FreeBSD amd64 GENERIC kernel

Hans Petter Selasky hps at
Fri Dec 15 10:10:50 UTC 2017

On 12/14/17 14:23, blubee blubeeme wrote:
> On Thu, Dec 14, 2017 at 4:35 PM, Hans Petter Selasky <hps at>
> wrote:


>> Most OSS v4 IOCTLs are supported by the in-base sound stack at
>> /sys/dev/sound . Further there is a ALSA to OSS wrapper in audio/alsa-lib
>> and audio/alsa-plugins which Chromium can use.
> OSS provides ALSA emulation:

You mean the audio/oss port provides ALSA emulation?

ALSA is described here:

 From what I know ALSA is a user-space library for interacting with 
audio devices. The backend can vary from operating system to operating 

> But I also don't mind writing OSS drivers from chromium, why emulate when
> you can go native?

If you want to make a native OSS driver backend for Chromium for both 
recording and playback, then please go ahead.

>> Making audio/oss the default audio stack in FreeBSD will not make most
>> FreeBSD users happy.

> Why is this exactly? Most FreeBSD users don't even use the platform as
> their daily driver,
> it's just something they hack on in a VM from their shiny Macbook or
> whatever.

audio/oss is intended for a specific group of audio professionals using 
FreeBSD on real machines. OSS in FreeBSD-base has far better support for 
the regular audio devices which you find in laptops, computers, 
raspberry PI, not to mention USB and VM's.

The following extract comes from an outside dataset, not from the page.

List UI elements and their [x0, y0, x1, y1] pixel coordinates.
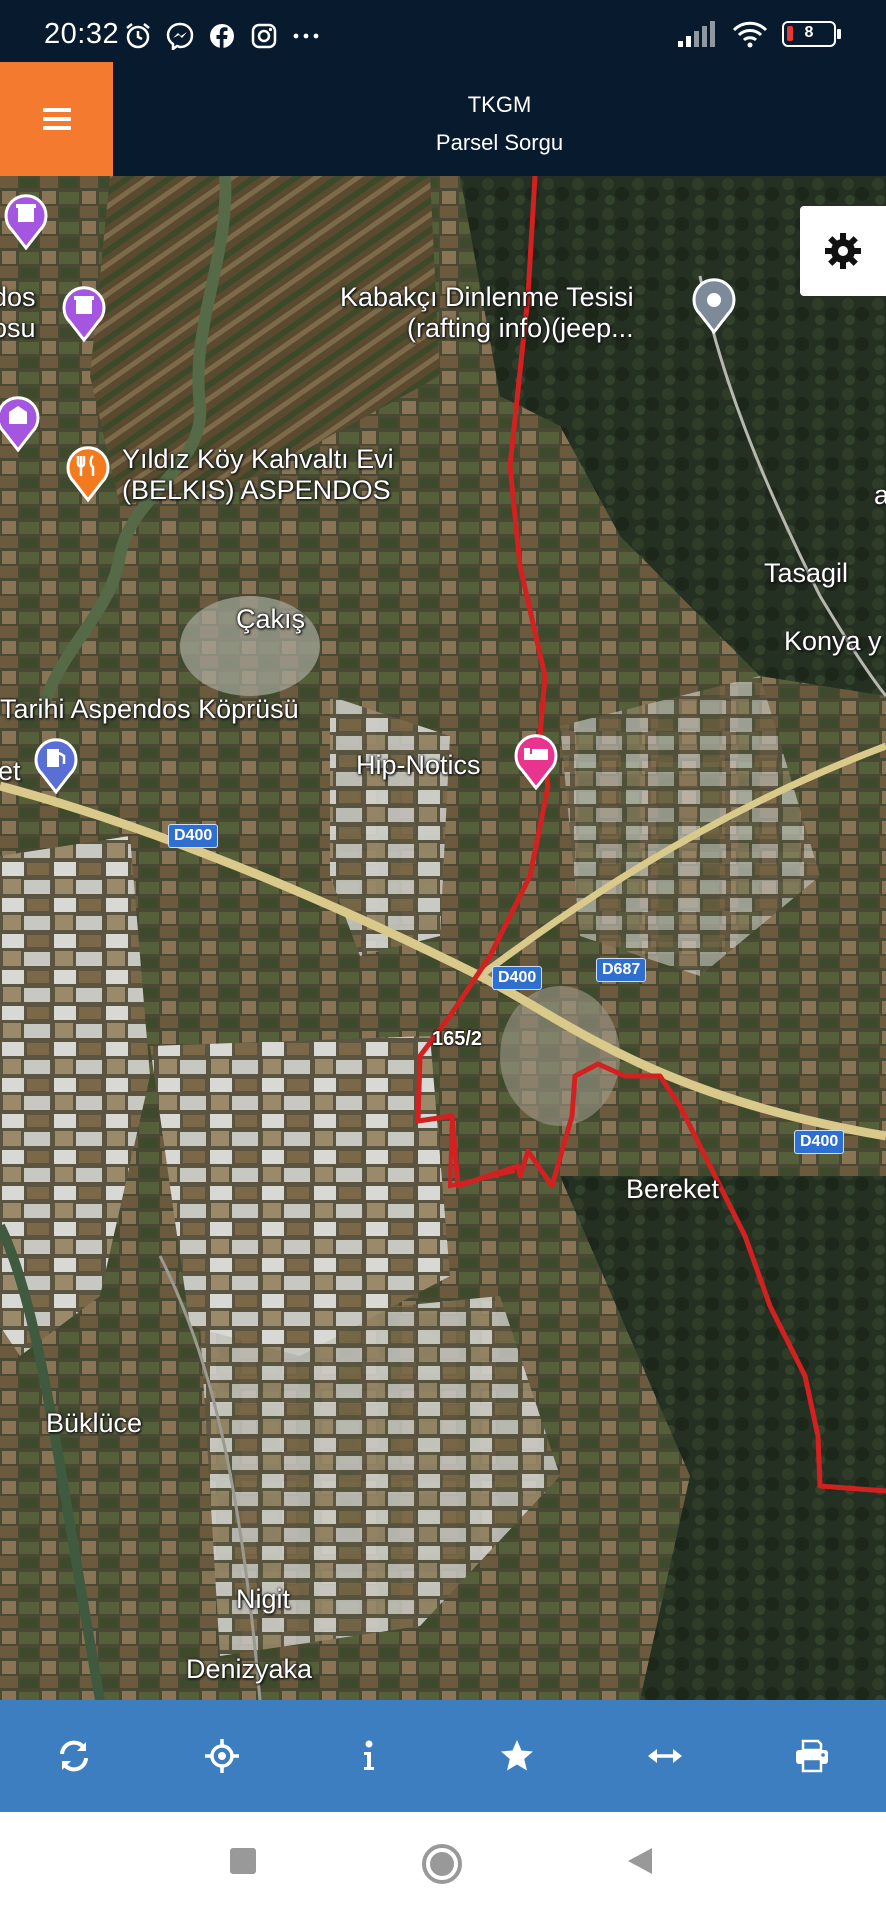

> I can't speak for anyone but myself but I'd like to make FreeBSD user
> friendly for regular people
> who just want to surf the web and check their emails, this is just a step
> in that direction.

Despite your good intentions you shouldn't blame the in-base FreeBSD OSS 
stack that you cannot do what you want with Chromium, because the 
Chromium developer officially only supports the ALSA audio backend.

If you want to do something good for FreeBSD, make sure documentation 
about new CPU architectures and coming chips both PCI and USB are made 
available before products are released and not several years after the 
Linux developers hacked together a driver. Second, make sure the 
different PCI and USB vendors test their products with FreeBSD aswell, 
before they release them into the market.

>> This port is intended for studio professionals which buy $1000 PCI audio
>> devices for audio production. Now with the advent of HighSpeed USB and
>> SuperSpeed USB audio, there is no real need to invest in an expensive PCI
>> device unless you need to do realtime audio processing. Further a lot of
>> audio equipment also comes with an ethernet plug :-)  Just FYI!
> I am one of those guys and trust me I've had my fair share of issues with
> Audio even on Linux.
> You can even see this lil exchange on Ardours forum:

What is written on page 24 in the document referred to in the link above 
is not fully true:

The OSS API is not only for the kernel, it is a general purpose 
character device IOCTL API for any audio application. With the advent of 
CUSE and audio/virtual_oss this is especially true. If you're smart you 
can take advantage of CUSE's mmap() functionality to share memory 
between clients and server having zero copyin/copyout latency.

The regular audio producing applications need no more than what the OSS 
IOCTL API can provide, namely setting the sample rate, sample format, 
MONO or STEREO, looking at how many bytes are buffered and that's it.

Please also note that the OSS support in Linux may not be as advanced as 
that in FreeBSD. From what I know Linux the OSS support couldn't change 
the sample rate and format in-kernel, leaving this up to every 
application, which might be an argument against OSS in Linux, but not in 

To my knowledge there is now a dozen software audio engines around for 
various Linux desktops and JACK is one of them.

Again, I don't see a problem using libalsa on FreeBSD with applications 
coming from Linux. Even if this is a kind of emulation like you say, 
emulation can also be so-called seamless, that the user won't notice any 
difference. If there are bugs in the OSS ALSA backend, let's try to 
identify them and improve the current situation.

> Anyways, everyone has this idea that OSS is dead or it's terrible but I'm
> looking for the best performance
> if you listen to this talk:
> You'll see that it's ALSA, Pulse & JACK that are dying/ dead.

Linux guys like to "kill" stuff obviously and that is their motivation I 
guess :-)

> I did a lot of audio work on Android and trust me, they try to avoid ALSA
> like the plague.

Reminds me of Samsungs attempt at JACK support for Android :-)

> You might say, what about ALSA? Well OSS supports ALSA emulation:
> It just needs some work.
> Once the updated OSS is a part of the kernel then things can move forward.

audio/oss is not sourcecode. It is a binary blob. It won't be accepted 
into the kernel.

> How much audio progressed in FreeBSD or Linux in the past 10 years?

Read the SVN history for "sys/dev/sound" in the FreeBSD source tree.